At least we know about that meeting with the Murdoch mafiosi, though: Whittingdale has been notoriously secretive about his other contacts with the Cosa Rupra and its subsidiaries. Indeed, last December it was revealed that “Culture Secretary John Whittingdale refused to disclose information about any meetings he has had with Sky or News Corp executives since May 2015 when asked by Labour MP Paul Farrelly”.
Why not? Does Whitto have a problem with openness and transparency? He can’t have anything to hide, surely? Perhaps it has something to do with the Culture Secretary’s attitude to the little people, which is rather less accommodating. When his visits to lap dancing clubs were revealed recently - just before he spoke in favour of the industry in Parliament - it was brushed off as nothing more than fact finding.
And when campaigning group Hacked Off lobbied him last month - Dave has recently become rather too busy to meet with the victims of press abuse that he promised to put “front and centre” of reform efforts - Whittingdale ignored their concerns and when asked whether the press had anything on him, said no, they did not. We now know that the press had rather a lot on him, after Byline Media burst the dam open.
Then when the time came for consultation on the future of the BBC, the little people were once again excluded: first, anything from campaign group 38 Degrees was treated with such suspicion that Whitto, as the Telegraph observed, “suggested he was so alarmed that the process had been hijacked by left-wingers that he had considered paying for focus groups as an alternative way to establish what the public thinks about the BBC”.

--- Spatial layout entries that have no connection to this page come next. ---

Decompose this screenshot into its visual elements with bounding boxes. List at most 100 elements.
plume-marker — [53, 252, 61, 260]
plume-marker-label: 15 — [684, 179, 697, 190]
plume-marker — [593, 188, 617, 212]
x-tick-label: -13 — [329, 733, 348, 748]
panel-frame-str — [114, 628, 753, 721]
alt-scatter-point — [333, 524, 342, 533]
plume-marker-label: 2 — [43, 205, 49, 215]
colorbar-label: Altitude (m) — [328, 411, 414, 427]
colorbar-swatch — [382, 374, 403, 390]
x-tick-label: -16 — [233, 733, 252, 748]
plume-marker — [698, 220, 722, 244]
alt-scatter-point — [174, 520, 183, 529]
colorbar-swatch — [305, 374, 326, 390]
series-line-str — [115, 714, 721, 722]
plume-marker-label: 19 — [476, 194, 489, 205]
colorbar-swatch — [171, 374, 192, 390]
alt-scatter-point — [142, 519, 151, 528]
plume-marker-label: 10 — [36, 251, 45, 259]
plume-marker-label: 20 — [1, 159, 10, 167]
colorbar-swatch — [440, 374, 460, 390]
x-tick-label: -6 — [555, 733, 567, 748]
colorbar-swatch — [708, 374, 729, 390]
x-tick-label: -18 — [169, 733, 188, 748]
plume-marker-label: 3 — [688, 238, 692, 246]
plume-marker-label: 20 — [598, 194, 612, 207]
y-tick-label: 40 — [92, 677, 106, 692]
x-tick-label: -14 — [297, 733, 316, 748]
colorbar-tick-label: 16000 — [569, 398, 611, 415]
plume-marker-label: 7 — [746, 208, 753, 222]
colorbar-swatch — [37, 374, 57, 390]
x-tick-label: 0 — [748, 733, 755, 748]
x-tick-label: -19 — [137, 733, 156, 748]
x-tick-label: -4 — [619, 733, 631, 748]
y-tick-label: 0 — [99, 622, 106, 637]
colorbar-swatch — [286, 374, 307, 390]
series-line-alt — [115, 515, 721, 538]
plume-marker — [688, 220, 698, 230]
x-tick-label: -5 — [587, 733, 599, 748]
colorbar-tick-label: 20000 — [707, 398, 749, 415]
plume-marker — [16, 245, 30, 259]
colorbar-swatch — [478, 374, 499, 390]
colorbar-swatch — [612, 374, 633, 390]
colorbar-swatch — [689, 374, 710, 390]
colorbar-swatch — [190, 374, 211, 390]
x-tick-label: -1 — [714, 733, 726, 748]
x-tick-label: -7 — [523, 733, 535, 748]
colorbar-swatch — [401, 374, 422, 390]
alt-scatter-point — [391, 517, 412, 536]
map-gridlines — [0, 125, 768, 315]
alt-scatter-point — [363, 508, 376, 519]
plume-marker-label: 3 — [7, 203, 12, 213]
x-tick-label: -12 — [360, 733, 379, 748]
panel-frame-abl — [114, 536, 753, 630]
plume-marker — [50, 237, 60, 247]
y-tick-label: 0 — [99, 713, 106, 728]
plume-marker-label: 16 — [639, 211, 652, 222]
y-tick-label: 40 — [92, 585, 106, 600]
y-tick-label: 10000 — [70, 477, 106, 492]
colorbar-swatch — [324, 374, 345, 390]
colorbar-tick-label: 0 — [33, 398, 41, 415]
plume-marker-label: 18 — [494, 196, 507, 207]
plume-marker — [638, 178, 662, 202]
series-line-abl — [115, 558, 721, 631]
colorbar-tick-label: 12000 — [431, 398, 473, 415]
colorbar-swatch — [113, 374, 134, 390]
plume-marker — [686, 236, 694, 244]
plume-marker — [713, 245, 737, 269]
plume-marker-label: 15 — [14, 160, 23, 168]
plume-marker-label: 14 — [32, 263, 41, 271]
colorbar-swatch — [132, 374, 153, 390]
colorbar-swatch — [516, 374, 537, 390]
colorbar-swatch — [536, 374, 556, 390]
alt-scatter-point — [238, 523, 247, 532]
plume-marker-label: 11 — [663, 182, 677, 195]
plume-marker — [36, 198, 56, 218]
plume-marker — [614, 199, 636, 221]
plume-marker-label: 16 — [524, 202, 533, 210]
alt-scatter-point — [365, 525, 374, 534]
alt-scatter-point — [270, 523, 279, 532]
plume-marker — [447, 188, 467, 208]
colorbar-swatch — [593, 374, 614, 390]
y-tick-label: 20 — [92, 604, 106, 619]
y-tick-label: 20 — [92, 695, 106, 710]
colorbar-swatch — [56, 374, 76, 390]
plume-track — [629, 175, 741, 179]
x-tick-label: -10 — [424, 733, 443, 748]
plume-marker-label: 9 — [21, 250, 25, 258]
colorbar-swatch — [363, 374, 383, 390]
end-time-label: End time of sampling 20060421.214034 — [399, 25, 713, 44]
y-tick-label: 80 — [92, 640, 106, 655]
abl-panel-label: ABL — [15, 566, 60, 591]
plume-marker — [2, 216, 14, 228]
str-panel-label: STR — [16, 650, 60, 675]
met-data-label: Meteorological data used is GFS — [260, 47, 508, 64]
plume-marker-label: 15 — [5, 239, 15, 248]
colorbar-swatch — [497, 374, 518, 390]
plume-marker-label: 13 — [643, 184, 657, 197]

Fine to meet Rupe and listen to him, but not all those “reprobate oiks” whose opinions are inconvenient to him. And it wasn’t an isolated incident: when 9,000 Radio Times readers gave their feedback on the consultation, his department just ignored it. The impression is given that, at the point where the Murdochs might well come back with another bid for the part of Sky they do not own, nothing has changed since the days of Jeremy Hunt.
The closeness to Murdoch that Cameron once regretted has now returned. John Whittingdale is at the heart of that cosiness. And that’s not good enough.